Chosen from a pool of 60 American cities, Chicago had the honor of being named the 2014 U.S. Earth Hour City Capital by the World Wildlife Fund earlier this year. In anticipation for Earth Hour tomorrow, March 29, during which Governor Pat Quinn has encouraged all Illinoisans to turn out the lights from 8:30-9:30 pm, here are a few surprising ecological facts that make Chicago one of America’s greenest cities.

  • Chicago’s green conscience has been whispering into the city’s ear since the emerging government in the 1830’s adopted the slogan, urbs in horto, i.e. “city in a garden,” due in part to Chicago’s origins as a marshy swamp.
  • Conservation of the city’s parks has been a public initiative since the 1850’s, when citizens began to advocate for the creation of the city’s comprehensive park and boulevard system.
  • Chicago boasts over 400 million square feet of rooftop gardens, including the garden atop City Hall. Rooftop gardens absorb less heat and more rainwater than tar roofing, among other environmental benefits.
    • It’s a little known fact, but the massive green space of Millennium Park above Millennium Garages comprises what is technically one of the world’s largest green roofs, spanning 24.5 acres.
    • Equally surprising to some is that Soldier Field, home of the beloved Chicago Bears, is also a green roof, and it became the first North American stadium to be awarded LEED certification through the U.S. Green Building Council in 2011, following extensive recycling and sustainability efforts there in the past decade.

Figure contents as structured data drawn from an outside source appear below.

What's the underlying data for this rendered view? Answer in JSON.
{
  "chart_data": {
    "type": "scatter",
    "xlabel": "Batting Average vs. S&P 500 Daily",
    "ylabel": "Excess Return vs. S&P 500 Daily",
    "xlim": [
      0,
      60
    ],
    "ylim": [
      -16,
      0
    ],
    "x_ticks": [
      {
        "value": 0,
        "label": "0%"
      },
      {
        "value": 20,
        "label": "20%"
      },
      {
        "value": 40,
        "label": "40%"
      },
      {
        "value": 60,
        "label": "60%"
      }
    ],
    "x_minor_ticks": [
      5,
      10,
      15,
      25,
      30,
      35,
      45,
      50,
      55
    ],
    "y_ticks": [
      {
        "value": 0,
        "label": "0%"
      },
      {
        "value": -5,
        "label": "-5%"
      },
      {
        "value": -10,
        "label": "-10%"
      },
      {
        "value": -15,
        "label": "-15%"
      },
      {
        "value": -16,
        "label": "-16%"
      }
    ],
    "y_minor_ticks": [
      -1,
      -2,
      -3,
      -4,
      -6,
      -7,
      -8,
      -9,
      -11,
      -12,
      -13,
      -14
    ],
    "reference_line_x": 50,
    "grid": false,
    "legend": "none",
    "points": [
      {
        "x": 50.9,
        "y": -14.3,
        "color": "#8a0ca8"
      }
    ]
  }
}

  • The Chicago Center for Green Technology building, spearheaded by the Daley administration, was the first renovated municipal building to receive a LEED platinum rating for its green technology usage. The elevator’s hydraulic system even uses vegetable oil!
  • The city was recently counted fifth among the top 50 bike-friendly cities in the U.S. by Bicycling Magazine, and it made the top eight according to CNN last year. These honors are due in large part to Chicago’s massive, growing network of bike lanes, covering a total of about 350 miles.

Following Governor Quinn’s initiative, many major public buildings in the city, including the James R. Thompson Center and the Michael A. Bilandic Building, will be turning out the lights for Earth Hour tomorrow. Be sure to join them from 8:30-9:30 pm and help Chicago celebrate our well-deserved reputation as one of the world’s greenest cities!